The Obama administration’s intelligence team is taking shape. So far, we've got the names of five people tapped for the transition team.
Top of the list from our intelligence community source is John Brennan, an early supporter of Obama's and one of his foreign policy advisors. Brennan's resume stands rock solid. He was director of the National Counterterrorism Center and is the chairman of the Intelligence and National Security Alliance, a Washington advocacy group for the intelligence community.
Next on the list was retired Army Maj. Gen. Bob Harding, former director of operations at the Defense Intelligence Agency and deputy to the Army's Chief of Intelligence. He is now head of his own firm, Harding Security Associates.

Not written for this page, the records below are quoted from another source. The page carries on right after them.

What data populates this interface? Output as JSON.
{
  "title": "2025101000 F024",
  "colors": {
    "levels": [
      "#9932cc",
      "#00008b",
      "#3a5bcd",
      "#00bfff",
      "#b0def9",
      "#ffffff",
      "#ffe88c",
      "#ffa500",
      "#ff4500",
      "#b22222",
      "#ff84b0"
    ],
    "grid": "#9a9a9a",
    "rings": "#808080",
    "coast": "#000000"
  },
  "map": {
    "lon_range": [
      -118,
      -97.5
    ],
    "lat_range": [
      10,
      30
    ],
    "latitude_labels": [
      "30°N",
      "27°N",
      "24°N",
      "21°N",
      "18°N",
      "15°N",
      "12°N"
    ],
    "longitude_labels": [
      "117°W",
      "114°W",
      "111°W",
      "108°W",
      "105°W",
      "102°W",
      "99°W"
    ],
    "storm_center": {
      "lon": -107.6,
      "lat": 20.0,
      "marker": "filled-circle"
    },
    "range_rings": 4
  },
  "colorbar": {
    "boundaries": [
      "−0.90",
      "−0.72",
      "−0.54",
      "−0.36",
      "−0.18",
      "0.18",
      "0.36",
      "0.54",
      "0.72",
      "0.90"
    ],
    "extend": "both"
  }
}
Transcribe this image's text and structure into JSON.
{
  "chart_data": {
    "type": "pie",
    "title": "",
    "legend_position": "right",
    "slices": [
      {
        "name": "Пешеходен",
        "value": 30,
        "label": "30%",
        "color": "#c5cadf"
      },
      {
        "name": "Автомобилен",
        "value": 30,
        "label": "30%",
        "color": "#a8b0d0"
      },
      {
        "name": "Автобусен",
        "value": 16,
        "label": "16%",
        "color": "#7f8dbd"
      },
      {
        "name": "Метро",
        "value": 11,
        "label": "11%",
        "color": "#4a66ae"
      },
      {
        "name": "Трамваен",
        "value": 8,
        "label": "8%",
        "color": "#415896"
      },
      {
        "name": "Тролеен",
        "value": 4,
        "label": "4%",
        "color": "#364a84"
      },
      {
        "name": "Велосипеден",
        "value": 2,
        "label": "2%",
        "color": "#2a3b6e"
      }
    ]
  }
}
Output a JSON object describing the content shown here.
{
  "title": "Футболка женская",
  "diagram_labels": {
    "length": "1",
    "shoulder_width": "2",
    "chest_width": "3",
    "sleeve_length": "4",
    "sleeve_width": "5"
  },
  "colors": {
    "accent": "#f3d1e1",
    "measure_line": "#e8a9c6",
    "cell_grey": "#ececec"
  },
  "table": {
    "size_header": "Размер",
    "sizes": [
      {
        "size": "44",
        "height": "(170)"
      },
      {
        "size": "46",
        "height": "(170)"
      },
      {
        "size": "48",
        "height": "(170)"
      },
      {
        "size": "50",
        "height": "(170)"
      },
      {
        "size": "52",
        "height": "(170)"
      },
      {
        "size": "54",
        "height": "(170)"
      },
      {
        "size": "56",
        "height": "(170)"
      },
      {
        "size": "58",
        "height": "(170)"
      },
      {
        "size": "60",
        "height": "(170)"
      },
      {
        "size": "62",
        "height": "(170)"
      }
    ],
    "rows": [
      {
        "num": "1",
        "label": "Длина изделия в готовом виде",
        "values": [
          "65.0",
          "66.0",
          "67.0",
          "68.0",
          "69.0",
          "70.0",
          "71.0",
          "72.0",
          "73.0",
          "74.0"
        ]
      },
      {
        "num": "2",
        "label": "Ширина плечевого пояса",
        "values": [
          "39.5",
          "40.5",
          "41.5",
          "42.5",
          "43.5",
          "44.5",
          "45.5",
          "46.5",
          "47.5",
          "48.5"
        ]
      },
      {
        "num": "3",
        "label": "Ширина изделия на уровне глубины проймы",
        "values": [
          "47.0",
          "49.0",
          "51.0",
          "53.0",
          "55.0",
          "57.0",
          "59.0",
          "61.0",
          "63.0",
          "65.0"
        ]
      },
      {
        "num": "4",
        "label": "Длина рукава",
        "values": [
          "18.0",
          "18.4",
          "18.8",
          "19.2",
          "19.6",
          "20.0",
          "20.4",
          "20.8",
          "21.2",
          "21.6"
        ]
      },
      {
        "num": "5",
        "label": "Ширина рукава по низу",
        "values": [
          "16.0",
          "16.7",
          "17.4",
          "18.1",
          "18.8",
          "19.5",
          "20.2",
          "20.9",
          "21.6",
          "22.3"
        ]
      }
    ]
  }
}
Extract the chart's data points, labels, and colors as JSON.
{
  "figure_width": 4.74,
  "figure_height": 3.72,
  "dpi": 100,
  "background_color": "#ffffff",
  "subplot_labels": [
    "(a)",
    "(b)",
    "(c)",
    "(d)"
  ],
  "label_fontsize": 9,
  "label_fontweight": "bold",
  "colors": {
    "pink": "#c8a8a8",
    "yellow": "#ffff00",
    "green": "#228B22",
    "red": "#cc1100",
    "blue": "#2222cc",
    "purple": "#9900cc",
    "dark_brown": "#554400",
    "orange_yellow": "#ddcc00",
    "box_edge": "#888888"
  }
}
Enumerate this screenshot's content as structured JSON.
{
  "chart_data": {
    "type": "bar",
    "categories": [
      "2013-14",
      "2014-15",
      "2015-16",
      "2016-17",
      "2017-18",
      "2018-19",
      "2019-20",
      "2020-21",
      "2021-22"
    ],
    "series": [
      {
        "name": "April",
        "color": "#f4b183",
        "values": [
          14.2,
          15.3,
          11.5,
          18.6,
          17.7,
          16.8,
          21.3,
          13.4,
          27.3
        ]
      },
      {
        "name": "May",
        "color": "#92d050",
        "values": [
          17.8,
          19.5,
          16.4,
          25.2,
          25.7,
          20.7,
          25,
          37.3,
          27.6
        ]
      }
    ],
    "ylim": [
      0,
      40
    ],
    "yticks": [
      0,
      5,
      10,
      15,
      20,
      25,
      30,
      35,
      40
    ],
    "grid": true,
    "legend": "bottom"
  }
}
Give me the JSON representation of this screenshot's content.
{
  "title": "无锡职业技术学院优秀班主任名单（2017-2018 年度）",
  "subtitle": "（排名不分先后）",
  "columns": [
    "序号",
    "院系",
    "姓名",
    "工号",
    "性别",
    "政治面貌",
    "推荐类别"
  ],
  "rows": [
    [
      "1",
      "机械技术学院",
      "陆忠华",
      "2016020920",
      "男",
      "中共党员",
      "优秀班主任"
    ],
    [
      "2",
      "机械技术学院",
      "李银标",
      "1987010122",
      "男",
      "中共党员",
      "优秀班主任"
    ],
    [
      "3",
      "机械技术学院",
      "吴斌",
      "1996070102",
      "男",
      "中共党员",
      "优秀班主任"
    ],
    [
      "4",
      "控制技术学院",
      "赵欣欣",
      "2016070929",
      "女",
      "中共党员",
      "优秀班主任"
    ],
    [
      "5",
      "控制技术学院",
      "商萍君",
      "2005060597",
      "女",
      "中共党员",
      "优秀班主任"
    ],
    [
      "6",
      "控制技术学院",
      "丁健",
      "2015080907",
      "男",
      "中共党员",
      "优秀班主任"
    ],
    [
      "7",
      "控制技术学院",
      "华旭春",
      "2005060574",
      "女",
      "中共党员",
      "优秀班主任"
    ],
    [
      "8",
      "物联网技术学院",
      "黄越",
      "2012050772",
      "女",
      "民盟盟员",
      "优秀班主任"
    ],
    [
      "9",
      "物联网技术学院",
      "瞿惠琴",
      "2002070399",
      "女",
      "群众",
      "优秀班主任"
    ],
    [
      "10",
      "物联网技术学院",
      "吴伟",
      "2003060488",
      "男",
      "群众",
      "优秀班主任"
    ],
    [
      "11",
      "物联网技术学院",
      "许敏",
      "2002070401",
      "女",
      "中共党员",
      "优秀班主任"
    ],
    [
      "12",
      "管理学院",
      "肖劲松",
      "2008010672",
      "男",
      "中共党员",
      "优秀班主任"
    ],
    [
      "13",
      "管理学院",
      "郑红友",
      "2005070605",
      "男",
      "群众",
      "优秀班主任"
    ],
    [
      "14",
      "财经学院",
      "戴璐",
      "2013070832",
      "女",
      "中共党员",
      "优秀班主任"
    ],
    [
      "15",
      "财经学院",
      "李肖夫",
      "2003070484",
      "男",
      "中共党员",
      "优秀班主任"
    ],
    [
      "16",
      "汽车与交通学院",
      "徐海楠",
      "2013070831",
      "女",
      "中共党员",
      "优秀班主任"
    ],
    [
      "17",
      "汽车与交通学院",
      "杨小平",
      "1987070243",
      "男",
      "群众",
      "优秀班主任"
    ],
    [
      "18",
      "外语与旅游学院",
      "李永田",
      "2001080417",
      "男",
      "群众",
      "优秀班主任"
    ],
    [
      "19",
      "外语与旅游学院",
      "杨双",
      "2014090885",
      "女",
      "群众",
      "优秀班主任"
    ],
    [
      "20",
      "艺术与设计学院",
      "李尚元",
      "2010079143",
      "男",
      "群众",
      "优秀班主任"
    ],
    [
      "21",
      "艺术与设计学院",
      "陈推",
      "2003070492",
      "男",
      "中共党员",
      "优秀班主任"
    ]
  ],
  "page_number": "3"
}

Women figure prominently on the Obama list. Jami Miscik, is being touted as the co-leader -- with Brennan -- of the intel transition team. The former deputy director for intelligence at CIA, she is now global head of sovereign risk at Lehman Brothers. Miscik led the agency's analysts when they produced the infamous National Intelligence Estimate concluding that Saddam Hussein's Iraq probably possessed weapons of mass destruction.
Another woman, Jennifer Sims, is on the list. Sims was the State Department's first coordinator for intelligence resources (1998-2001) and planning and is now Georgetown University's highly regarded director of intelligence studies. Before working at the State Department, Sims was a professional staff member on the Senate Select Committee on Intelligence Committee and an aide to former Sen. John Danforth (R-Mo.).
The last name we've got is that of Caryn Wagner, budget director of the House Permanent Select Committee on Intelligence. She was chief financial officer for the Director of National Intelligence and she serves on the board with Brennan at the Intelligence and National Security Alliance.